Ainsi, après avoir constaté que l’acte de cession porte la mention d’un prix global de 195 000 000 euros et que le prix de la créance litigieuse n’y est pas déterminé, l’arrêt relève qu’à la demande de Monsieur Z le conseil de la mise en état a enjoint au fonds commun de titrisation de fournir la copie intégrale de l’acte de cession comportant la liste des créances désignées et individualisées, tout document rendant compte de la valeur et des chances de recouvrement de ladite créance ainsi que tout élément d’appréciation précis et concret permettant à la Cour d’appel de dire si le prix de la créance est déterminable.

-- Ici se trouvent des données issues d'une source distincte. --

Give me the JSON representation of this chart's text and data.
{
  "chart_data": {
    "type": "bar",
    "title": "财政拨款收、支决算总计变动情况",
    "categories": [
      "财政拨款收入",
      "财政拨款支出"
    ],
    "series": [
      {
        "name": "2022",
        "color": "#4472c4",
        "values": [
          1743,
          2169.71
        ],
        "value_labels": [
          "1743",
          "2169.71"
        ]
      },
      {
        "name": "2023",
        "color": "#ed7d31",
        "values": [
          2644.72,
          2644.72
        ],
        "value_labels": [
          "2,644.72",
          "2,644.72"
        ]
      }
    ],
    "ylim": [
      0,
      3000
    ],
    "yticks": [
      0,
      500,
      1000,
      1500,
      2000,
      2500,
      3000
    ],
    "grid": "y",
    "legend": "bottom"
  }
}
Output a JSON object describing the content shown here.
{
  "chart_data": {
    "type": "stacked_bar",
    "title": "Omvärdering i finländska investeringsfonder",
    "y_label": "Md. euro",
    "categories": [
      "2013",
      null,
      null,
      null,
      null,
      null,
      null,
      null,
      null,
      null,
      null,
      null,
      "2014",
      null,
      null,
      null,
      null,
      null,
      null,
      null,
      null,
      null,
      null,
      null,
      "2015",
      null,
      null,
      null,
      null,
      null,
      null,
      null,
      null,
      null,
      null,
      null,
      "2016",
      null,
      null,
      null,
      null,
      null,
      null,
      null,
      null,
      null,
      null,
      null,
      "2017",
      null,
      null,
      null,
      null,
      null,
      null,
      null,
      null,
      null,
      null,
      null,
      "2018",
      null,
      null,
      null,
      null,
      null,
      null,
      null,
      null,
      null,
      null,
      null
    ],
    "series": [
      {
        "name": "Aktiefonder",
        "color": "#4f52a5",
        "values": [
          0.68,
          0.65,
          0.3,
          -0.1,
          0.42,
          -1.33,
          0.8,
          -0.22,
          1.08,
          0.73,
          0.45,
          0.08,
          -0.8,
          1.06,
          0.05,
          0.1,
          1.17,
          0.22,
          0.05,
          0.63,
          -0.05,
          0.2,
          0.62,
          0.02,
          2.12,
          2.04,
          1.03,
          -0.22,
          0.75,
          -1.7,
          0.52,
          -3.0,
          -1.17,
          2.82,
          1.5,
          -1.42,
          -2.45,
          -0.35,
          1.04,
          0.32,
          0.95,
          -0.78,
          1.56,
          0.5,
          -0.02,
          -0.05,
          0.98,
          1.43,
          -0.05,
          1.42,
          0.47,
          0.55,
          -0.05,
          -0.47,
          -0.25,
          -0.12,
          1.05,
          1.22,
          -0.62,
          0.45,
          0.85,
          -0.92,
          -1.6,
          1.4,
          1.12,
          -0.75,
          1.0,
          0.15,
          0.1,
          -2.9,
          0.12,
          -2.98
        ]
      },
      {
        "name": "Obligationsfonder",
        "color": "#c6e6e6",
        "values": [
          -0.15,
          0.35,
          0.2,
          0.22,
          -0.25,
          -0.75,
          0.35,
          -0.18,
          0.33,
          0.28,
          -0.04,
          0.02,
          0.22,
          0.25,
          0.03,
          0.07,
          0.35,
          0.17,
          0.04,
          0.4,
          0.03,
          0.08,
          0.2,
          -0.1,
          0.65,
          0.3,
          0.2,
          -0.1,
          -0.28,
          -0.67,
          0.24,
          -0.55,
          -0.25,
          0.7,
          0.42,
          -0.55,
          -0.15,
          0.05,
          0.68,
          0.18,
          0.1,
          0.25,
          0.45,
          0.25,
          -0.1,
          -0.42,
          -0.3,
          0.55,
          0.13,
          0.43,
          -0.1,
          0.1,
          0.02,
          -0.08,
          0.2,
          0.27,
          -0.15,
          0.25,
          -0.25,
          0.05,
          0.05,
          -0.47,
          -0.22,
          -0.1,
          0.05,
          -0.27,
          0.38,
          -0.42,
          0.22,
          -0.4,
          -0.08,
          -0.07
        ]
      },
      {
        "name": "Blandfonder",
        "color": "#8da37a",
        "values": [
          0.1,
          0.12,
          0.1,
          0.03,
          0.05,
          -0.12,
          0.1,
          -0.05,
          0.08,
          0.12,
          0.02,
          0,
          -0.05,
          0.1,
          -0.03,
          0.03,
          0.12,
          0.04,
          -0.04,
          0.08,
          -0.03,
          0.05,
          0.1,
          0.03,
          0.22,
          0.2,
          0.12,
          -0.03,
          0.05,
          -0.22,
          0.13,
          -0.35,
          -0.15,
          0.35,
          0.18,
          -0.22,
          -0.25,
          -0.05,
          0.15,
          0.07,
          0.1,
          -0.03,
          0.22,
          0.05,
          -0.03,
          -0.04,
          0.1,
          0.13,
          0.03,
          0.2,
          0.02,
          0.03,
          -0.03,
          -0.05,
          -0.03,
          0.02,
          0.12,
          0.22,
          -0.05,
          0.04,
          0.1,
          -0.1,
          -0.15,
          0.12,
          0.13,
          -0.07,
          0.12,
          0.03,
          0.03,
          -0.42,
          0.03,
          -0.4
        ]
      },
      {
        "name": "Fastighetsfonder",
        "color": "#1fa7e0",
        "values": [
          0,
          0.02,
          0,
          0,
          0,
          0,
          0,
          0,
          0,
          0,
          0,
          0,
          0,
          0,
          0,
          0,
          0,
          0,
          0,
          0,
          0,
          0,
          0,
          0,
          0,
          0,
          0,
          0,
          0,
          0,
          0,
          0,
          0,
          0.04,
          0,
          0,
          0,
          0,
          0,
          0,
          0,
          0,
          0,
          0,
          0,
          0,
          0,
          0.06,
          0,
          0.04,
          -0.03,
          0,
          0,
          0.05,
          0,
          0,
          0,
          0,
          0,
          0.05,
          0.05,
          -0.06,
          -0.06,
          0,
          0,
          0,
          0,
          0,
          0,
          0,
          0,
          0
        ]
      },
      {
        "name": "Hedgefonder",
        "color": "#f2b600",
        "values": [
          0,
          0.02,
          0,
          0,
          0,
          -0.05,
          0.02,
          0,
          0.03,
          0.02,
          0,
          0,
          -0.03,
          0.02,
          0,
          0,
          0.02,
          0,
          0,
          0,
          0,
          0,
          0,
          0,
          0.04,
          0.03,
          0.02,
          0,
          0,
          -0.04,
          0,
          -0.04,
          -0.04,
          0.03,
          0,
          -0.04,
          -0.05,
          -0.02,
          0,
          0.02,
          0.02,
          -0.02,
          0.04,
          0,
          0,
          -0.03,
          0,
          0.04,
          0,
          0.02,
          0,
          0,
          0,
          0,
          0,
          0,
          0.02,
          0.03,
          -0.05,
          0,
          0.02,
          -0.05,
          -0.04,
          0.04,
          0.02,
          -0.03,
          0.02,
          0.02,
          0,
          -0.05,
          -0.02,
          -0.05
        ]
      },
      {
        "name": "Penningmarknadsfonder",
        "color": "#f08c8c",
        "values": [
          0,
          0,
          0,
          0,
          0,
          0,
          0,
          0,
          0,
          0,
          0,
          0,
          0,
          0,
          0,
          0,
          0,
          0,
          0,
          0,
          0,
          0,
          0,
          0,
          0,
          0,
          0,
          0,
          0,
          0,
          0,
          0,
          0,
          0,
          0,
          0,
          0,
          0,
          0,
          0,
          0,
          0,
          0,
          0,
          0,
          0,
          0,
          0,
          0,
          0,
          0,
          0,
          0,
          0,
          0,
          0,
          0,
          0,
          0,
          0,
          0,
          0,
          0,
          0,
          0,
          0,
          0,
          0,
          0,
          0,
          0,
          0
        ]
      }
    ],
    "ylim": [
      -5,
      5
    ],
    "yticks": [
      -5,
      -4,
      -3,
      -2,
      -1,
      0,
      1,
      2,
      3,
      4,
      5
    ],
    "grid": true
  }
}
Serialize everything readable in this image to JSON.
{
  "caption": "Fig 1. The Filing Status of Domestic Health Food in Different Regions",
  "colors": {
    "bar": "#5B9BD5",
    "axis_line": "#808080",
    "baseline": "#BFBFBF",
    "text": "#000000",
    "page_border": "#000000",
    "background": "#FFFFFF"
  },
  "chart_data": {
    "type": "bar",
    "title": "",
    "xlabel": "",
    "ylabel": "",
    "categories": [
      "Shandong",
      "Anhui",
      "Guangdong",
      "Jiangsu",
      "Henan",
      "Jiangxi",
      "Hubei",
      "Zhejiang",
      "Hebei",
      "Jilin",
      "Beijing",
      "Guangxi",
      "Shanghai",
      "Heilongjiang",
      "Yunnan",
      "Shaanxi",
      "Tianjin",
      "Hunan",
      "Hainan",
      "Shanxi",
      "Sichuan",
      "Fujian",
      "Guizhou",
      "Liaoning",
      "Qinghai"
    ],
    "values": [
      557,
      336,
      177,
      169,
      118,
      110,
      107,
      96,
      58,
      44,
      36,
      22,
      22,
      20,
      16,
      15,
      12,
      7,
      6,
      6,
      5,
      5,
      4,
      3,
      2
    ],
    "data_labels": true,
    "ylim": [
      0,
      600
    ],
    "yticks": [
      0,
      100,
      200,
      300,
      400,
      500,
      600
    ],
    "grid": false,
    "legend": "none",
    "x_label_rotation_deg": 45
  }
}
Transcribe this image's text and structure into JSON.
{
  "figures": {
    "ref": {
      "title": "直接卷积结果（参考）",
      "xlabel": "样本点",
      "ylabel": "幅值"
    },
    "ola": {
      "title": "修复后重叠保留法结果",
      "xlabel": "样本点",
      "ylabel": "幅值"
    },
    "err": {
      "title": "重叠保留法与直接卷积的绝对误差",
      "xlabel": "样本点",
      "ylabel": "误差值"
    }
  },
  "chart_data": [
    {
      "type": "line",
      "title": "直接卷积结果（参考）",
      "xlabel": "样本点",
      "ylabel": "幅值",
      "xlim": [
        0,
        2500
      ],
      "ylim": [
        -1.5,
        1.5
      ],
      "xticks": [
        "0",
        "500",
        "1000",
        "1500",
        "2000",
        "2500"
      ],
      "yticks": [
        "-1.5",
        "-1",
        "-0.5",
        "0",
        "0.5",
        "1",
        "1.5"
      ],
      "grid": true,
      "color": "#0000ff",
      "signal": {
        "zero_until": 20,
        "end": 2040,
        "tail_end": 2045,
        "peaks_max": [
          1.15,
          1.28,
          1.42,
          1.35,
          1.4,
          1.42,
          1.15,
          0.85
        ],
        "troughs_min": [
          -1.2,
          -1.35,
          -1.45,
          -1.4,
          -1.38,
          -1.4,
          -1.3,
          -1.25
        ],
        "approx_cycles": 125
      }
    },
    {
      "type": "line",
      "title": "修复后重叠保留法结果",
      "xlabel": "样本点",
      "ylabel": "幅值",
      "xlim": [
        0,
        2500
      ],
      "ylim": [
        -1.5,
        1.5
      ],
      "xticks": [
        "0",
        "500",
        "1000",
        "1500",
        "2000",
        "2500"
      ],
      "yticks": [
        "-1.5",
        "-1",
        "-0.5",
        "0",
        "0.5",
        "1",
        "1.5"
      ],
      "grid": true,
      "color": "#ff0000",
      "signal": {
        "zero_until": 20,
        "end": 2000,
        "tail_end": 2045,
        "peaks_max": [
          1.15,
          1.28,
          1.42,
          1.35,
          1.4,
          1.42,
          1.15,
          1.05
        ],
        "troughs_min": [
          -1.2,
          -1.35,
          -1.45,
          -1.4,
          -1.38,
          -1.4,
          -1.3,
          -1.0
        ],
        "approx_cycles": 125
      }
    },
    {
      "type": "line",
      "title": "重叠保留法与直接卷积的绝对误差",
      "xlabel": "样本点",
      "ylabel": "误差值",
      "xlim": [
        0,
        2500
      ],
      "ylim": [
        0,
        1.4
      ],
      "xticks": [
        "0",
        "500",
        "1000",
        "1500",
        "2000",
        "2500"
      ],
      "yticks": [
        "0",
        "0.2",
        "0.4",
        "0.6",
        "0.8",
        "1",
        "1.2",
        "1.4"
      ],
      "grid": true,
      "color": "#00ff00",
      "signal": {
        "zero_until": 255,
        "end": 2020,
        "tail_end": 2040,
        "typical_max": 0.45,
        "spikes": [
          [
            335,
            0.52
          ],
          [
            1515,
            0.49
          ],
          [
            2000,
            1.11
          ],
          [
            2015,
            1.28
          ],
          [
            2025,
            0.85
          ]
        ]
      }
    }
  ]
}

Il ajoute que si le fonds commun de titrisation a communiqué la copie de l’acte intégrale de la cession, y compris l’annexe correspondant à la liste des 9 304 créances cédées, il a occulté le montant des créances cédées et a fait valoir que les autres documents de Monsieur Z sollicités à la production de débat n’existaient pas ou que leur communication se heurtait au secret des affaires.
Un droit de retrait consacré sur un prix de cession déterminable.
Ayant en suite constaté que l’acte de cession précise que le prix du portefeuille tient compte de l’appréciation qu’on le cédant et le cessionnaire de l’équilibre du risque et des chances de recouvrement et que le fond commun de titrisation, qui ne fournit aucune évaluation du prix valable de la créance autre que celui proposé par Monsieur Z, indique ignorer le prix individuel de chaque créance au motif que le prix du portefeuille résulterait d’une analyse complète mais non scientifique prenant en considération des évaluations statistiques multiples qui tiennent compte des informations communiquées par le cédant et réfute toute analyse financière élaborée pour chaque créance cédée.
L’arrêt retient que le fond commun de titrisation aurait néanmoins pu aisément communiquer la somme totale des créances cédées sans violer le secret des affaires qu’il invoque pour justifier son abstention d’y révéler l’identité des débiteurs.
En l’état de ces énonciations, constatations et appréciations, la Cour d’appel qui n’a pas retenu que le bordereau de cession devait mentionner la valeur faciale de chacune des créances soldées mais jugé qu’il était aisé au cessionnaire de fournir cette information et qu’il n’était pas tenu d’effectuer des recherches invoquées, que ces constatations rendaient inopérantes, en a déduit dans l’exercice de son pouvoir souverain en appréciation du choix de la méthode la plus adaptée pour déterminer la valeur de la créance cédée, qu’il convenait, faute d’élément contraire proposé par le fond commun de titrisation, de privilégier la méthode arithmétique qui implique de rapporter le prix total payé au nombre de créances cédées pour déterminer le prix de chaque créance.
Somme à laquelle elle a, par conséquent, pu déterminer la valeur de la créance litigieuse cédée.
La détermination de la valeur de la créance litigieuse cédée.
Ainsi, il convient de saluer cette jurisprudence de la Cour de cassation qui vient sanctionner la critique particulièrement abusive du fond commun de titrisation qui consiste à entretenir, dans un secret absolu, le prix de cession afin d’empêcher clairement le débiteur principal tout comme le débiteur caution de formaliser son droit à retrait litigieux.
La haute juridiction allant même jusqu’à permettre au Juge du fond, dans le cadre de leur pouvoir souverain d’appréciation, de finaliser et de déterminer avec précisions les modalités de calcul du prix de cession permettant ainsi au retrayant, débiteur principal ou caution, de régler ce prix de cession et de « couper l’herbe sous le pied » du fond commun de titrisation.